Mill Merge

View or edit on GitHub

This page is synchronized from trase/data/indonesia/palm_oil/logistics/mills/mill_merge/readme.md. Last modified on 2025-12-14 23:19 CET by Trase Admin. Please view or edit the original file there; changes should be reflected here after a midnight build (CET time), or manually triggering it with a GitHub action (link).

Mill data consolidation process

Author: Jason J Benedict (jasonjb82@ucsb.edu)
Date: December 5, 2018

First step: This step uses the millsMerge.py script. It generates matrices of mills, coordinates and parent companies matches for every mill from an external dataset against mills from the aka files (alternative mills names, coordinates and parent companies).
Input files:
- AKA files in csv (mill names, coordinates and parents companies)
- External mil dataset – ideally should at least have columns for mill names, mill parent company name and coordinates
Output files: Matrix files of matches for each mill from external dataset against reference mill AKA files for mill name, parent company of mill and coordinates (csv format)
Second step: This step uses the matrixReformat.py script. It inputs the matrix output files from the previous process to create a combined mill matching output file and two (2) separate spreadsheets with potential matches and unmatched mills.
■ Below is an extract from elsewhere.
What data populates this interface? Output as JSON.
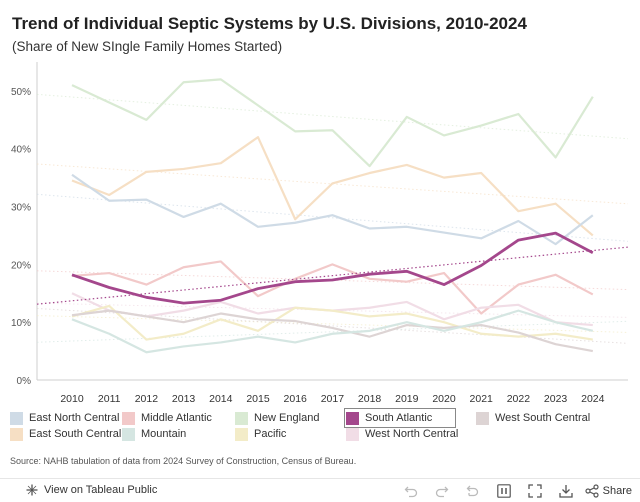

There are various levels of matching the mill names and coordinates (distances between mills). The thresholds for matching can be adjusted to get better-matched outputs. For each level of matching, a column with an integer of the sequence of matching is added.
Third step: This step uses the nonMatches.py script. The spreadsheet with potential matches from the previous step gives you one or more matches to choose from and add a value of 'Y' or 'N' to an addition column called 'confirm' for the correct match. This is then run through the script to generate the unmatched mills spreadsheet. In this sheet, you will need to manually add the mill code of the correct match in a column called 'match'. If there are no matches, insert 'none' in the match column. This script eventually combines the initial automated matches and the manually checked matches from the potential and unmatched mills. This script also assigns new codes to new mills from the external dataset (if applicable).
Fourth step: This uses the updateAKAs.py script. Updating aka's with mill names, coordinates and parent company names from the consolidated master dataset. Inputs the current aka files and outputs the updated aka files.